Les cordes prennent une qualité frénétique, tandis que les cuivres et les percussions apportent une force lourde et menaçante, ajoutant du poids au mystère. Les signatures temporelles changeantes laissent l’auditeur désorienté, reflétant la nature insaisissable de la présence fantomatique au cœur de l’histoire. Abbate compose ici un paysage sonore où la tension monte et se relâche, tirant l’auditeur plus profondément dans le sous-courant émotionnel de la suite. Au fur et à mesure que la suite progresse, des morceaux comme ''Salted Shroud'' et ''The Devil’s Apron'' continuent d’évoquer la lutte entre l’âme humaine et la force écrasante de la nature. L’entrelacement complexe des techniques de musique de chambre avec des éléments modernes et folkloriques ancre l’album, même si le récit dérive dans des territoires mythologiques et surnaturels. Chaque choix instrumental semble délibéré, chaque texture—qu’il s’agisse du frottement d’un archet sur une corde ou des tons respirés des instruments à vent—ajoute du poids émotionnel à l’histoire racontée. La capacité d’Abbate à évoquer des émotions profondes à travers ces moments intimes est l’une des plus grandes forces de l’album.

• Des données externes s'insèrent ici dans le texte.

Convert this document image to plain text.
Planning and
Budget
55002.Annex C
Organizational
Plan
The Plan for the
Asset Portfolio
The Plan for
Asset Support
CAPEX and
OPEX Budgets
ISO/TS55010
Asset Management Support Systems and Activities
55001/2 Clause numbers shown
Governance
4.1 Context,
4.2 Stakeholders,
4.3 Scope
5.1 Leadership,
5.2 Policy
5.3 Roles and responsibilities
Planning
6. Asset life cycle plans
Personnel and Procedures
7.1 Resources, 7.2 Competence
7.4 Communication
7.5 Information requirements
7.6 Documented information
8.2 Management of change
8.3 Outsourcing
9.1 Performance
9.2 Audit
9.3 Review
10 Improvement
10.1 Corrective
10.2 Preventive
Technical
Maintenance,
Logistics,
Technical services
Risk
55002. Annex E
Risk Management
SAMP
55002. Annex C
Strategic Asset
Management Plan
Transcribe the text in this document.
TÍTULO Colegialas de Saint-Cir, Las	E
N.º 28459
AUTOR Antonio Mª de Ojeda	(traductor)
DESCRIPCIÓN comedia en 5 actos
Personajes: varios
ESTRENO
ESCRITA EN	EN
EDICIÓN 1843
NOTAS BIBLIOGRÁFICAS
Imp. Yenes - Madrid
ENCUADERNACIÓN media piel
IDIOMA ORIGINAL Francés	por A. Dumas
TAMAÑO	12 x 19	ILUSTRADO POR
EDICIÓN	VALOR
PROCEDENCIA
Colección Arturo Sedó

Le morceau, ''The Search'', amène tout à une résolution émotionnelle puissante. Ici, l’orchestration atteint son apogée, avec des cordes et des cuivres qui s’entrelacent pour délivrer un ultime coup de poing émotionnel. Les thèmes fantomatiques qui ont hanté les morceaux précédents reviennent avec une force renouvelée, bien qu’ils soient maintenant transformés et magnifiés, comme si le voyage touchait à sa fin. Qu’il s’agisse d’une résolution paisible ou d’un conflit qui persiste, la musique laisse l’auditeur dans un état de réflexion et d’émerveillement, semblable à la puissance de la mer elle-même. ''LAMINARIA'' se présente comme une œuvre audacieuse et inventive, fusionnant harmonieusement les traditions folkloriques, la musique de chambre et une narration profondément personnelle. Les thèmes de la mort, de la renaissance et de la puissance écrasante de la nature résonnent tout au long de l’album, offrant une expérience immersive et stimulante. La capacité d’Abbate à équilibrer l’émotion brute avec une maîtrise technique fait de cet album un voyage fascinant et inoubliable vers l’inconnu.